# Image Formation

Vision is the inverse problem of image formation

# Briefing

The actual briefing will extensively use blackboard drawings and improvisation. Hence the lecture notes below are not complete.

# Learning Outcomes

During this session, the goal is to learn to master the following concepts and models:

• The image as a sampled function
• Projection from 3D to 2D, as it occurs in a camera
• thin lens equation
• vanishing point
• The thin lens model
• aperture, focus
• The pinhole model

# Exercises

Exercises are from Ma 2004 page 62ff.

I recommend to discuss the following problems in small groups. Use figures and diagrams as basis for your discussion where possible.

## Equivalence of Points (Based on Exercise 3.1.)

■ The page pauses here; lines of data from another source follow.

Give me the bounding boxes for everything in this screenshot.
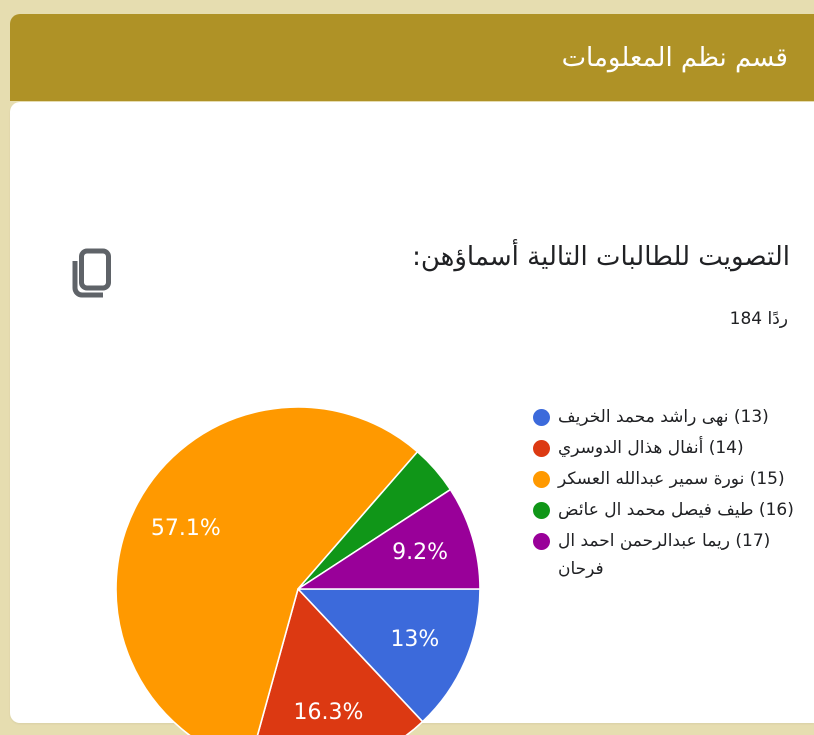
- legend-item-5: (17) ريما عبدالرحمن احمد ال فرحان: [533, 527, 810, 583]
- legend-color-dot: [533, 471, 550, 488]
- legend-label: (17) ريما عبدالرحمن احمد ال فرحان: [558, 531, 771, 579]
- copy-icon: [72, 248, 111, 298]
- pie-slice-label: 57.1%: [151, 516, 221, 541]
- question-title: التصويت للطالبات التالية أسماؤهن:: [412, 242, 790, 272]
- legend-label: (13) نهى راشد محمد الخريف: [558, 407, 769, 427]
- copy-button[interactable]: [62, 242, 118, 306]
- chart-legend: (13) نهى راشد محمد الخريف (14) أنفال هذال…: [533, 403, 810, 586]
- form-header-banner: قسم نظم المعلومات: [10, 14, 814, 101]
- pie-slice-3[interactable]: [115, 406, 419, 735]
- question-card: التصويت للطالبات التالية أسماؤهن: 184 رد…: [10, 102, 814, 735]
- legend-item-1: (13) نهى راشد محمد الخريف: [533, 403, 810, 431]
- pie-slice-2[interactable]: [249, 588, 424, 735]
- pie-slice-label: 16.3%: [294, 700, 364, 725]
- pie-slice-1[interactable]: [297, 588, 481, 723]
- pie-slice-5[interactable]: [297, 488, 481, 590]
- legend-item-3: (15) نورة سمير عبدالله العسكر: [533, 465, 810, 493]
- pie-slice-label: 9.2%: [392, 540, 448, 565]
- legend-label: (15) نورة سمير عبدالله العسكر: [558, 469, 785, 489]
- legend-label: (14) أنفال هذال الدوسري: [558, 438, 744, 458]
- legend-label: (16) طيف فيصل محمد ال عائض: [558, 500, 794, 520]
- legend-color-dot: [533, 502, 550, 519]
- pie-chart: 13% 16.3% 57.1% 9.2%: [115, 406, 481, 735]
- legend-color-dot: [533, 440, 550, 457]
- legend-color-dot: [533, 533, 550, 550]
- legend-item-2: (14) أنفال هذال الدوسري: [533, 434, 810, 462]
- pie-slice-label: 13%: [390, 627, 439, 652]
- form-title: قسم نظم المعلومات: [561, 42, 788, 73]
- response-count: 184 ردًا: [729, 309, 788, 329]
- legend-color-dot: [533, 409, 550, 426]
- legend-item-4: (16) طيف فيصل محمد ال عائض: [533, 496, 810, 524]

Show that any point on the line through $$o$$ (optical centre) and $$p$$ projects onto the same image co-ordinates as $$p$$.

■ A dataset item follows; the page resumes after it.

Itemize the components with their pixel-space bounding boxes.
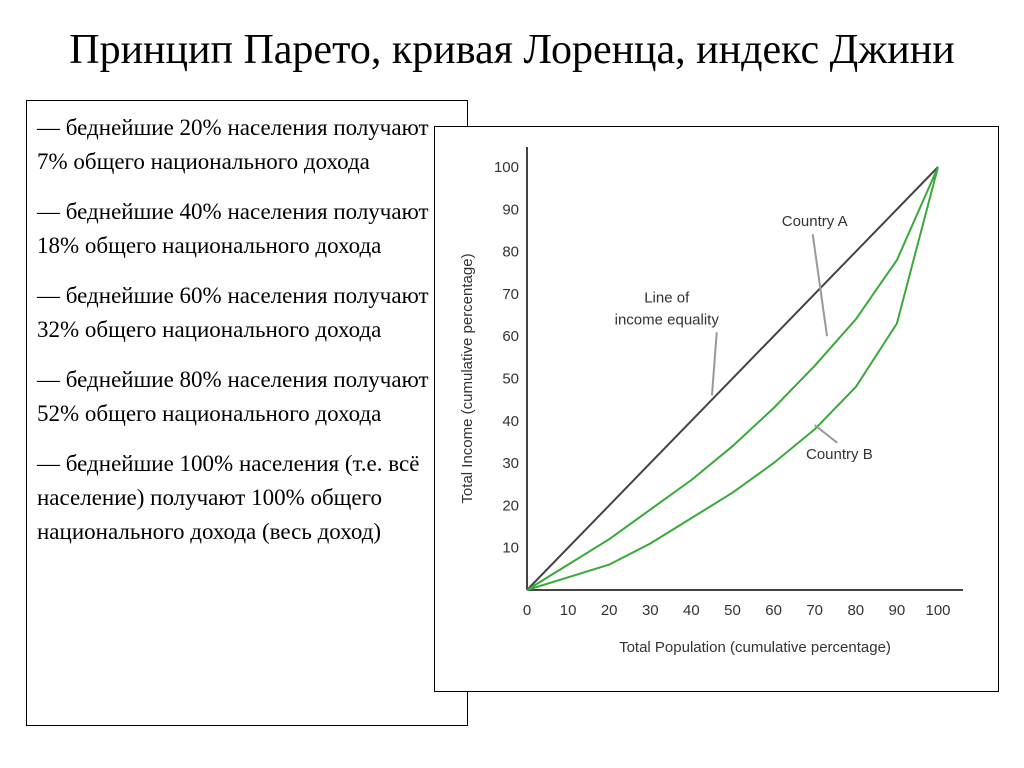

1. Start by drawing the lens, image, the points $$p$$ and $$o$$, and the image point.
2. What does the drawing tell you about the problem? Add details to the drawing as required.
3. Recall the equations which relate the $$(x,y)$$ co-ordinates of the image point to the $$(X,Y,Z)$$ co-ordinates of $$p$$. (Write it down.)
4. Consider a different point $$p'$$ on the same line, and add it to your drawing. Where is its image point?
5. How does do the co-ordinates $$(X',Y',Z')$$ of $$p'$$ relate to $$(X,Y,Z)$$ and $$(x,y)$$?
6. From the above, you should have two arguments solving the problem, one geometric and one algebraic. Each deserves attention. Are these arguments convincing? Complete any details as required.
7. Reflect on the relationship between the algebraic and the geometric argument.

## (Exercise 3.2)

Consider a thin lens imaging a plane parallel to the lens at a distance $$z$$ from the focal plane. Determine the region of this plane that contributes to the image $$I$$ at the point $$x$$. (Hint: consider first a one-dimensional imaging model, then extend to a two-dimensional image.)

Note The question makes sense if you assume that the plane is out of focus, which is not possible in the pinhole model but is in a more generic thin lens model.

1. Always start by making a drawing of the model.
2. Add all concepts mentioned in the problem text to the figure (as far as possible).
4. Identify the concept in question, that is the region contributing to the point $$x$$ in this case.

## Scale Ambiguity (Exercise 3.8).

It is common sense that with a perspective camera, one cannot tell an object from another object that is exactly twice as big but twice as far. This is a classic ambiguity introduced by the perspective projection. Use the ideal camera model to explain why this is true. Is the same also true for the orthographic projection? Explain.

1. You can start with the problem you drew above for Exercise 1 (Ma:3.1). Consider an object extending between two points $$p_1$$ and $$p_2$$ in a plane parallel to the lens. Draw this situation.
2. Imagine that both points move on a line through the optical centre $$o$$, as you did in Exercise 1. What happens to the image? What happens to the object extending between $$p_1$$ and $$p_2$$?
3. Write up an argument based on the above reflections.

## Exercise 3.3 Part 1-2.

Part 3-4 depends on the camera calibration which we discuss in the next session.

An important parameter of the imaging system is the field of view (FOV). The field of view is twice the angle between the optical axis (z-axis) and the end of the retinal plane (CCD array). Imagine having a camera system with focal length 24 mm, and retinal plane (CCD array) (16 mm x 12 mm) and that your digitizer samples your imaging surface at 500 x 500 pixels in the horizontal and vertical directions.

1. Compute the FOV.
2. Write down the relationship between the image coordinate and a point in 3-D space expressed in the camera coordinate system.
1. As before, make first the drawing. It is similar to the ones you have made already.
2. Put all the measurements into the figure.
3. How can you calculate the angle?
Use the horizontal dimension of the sensor, and find a straight-angled triangle where you know two sides and where the angle of interest occurs.
4. To calculate the image co-ordinates, it is helpful to draw 2D cuts, and consider the $$x$$- and $$y$$-co-ordinates separately.